The Grand Canyon was not punished by windstorms over hundreds of years. In fact, it was created by them. David Kessler.

We all have to confront death at some point, whether it be the loss of a friend, family member, or our own death at a certain point. This book talks specifically about the grief of death, but we also must grieve what we lose along the way: relationships end, friendships change, things we relied on in the past for comfort are no longer there. Grief work is very powerful and valuable, especially given a culture that ignores and sweeps it under the rug in a minimizing way. What does it say about our culture that so many of us feel alone in the worst things we go through in our lives.

"Telling the story helps to dissipate the pain. Telling your story often and in detail is primal to the grieving process. You must get it out. Grief must be witnessed to be healed. Grief shared is grief abated. Support and bereavement groups are important, not only because they allow you to be with others who have experienced loss, but because they provide another forum for talking about the devastating events that befell your world. Tell your tale, because it reinforces that your loss mattered. There is something about taking the inner thoughts of your mind and speaking them out loud that helps put things in order. It can be the temporary scaffolding that holds up the rocked structure of your world. Telling the story helps to re-create and rebuild structure."

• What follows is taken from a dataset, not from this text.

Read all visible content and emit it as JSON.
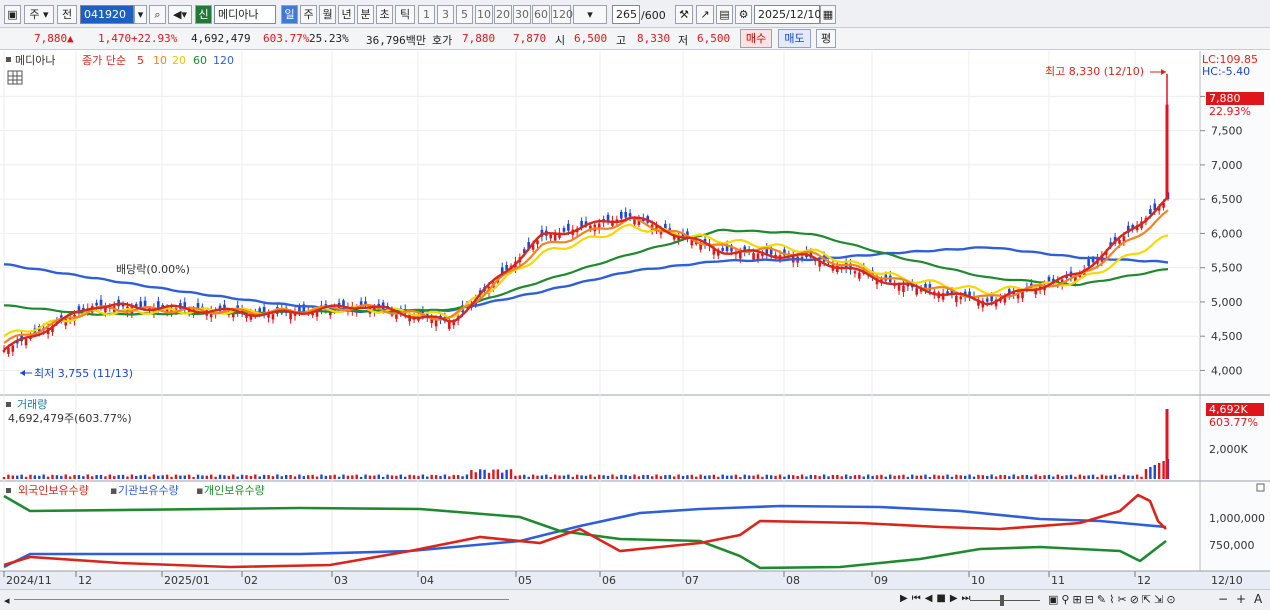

"In days long gone, elders sat in a circle, telling the stories to the young. These stories held enormous value. Today, in our "shut up, get over it, and move on" mentality, our society misses so much, it's no wonder we are a generation that longs to tell our stories. When someone is telling you their story over and over, they are trying to figure something out. There has to be a missing piece or they too would be bored. Rather than rolling your eyes and saying there she goes again, ask questions about parts that don't connect. Be the witness and even the guide. Look for what they want to know. There is a great invitation for dual exploration that we often miss in the midst of grief."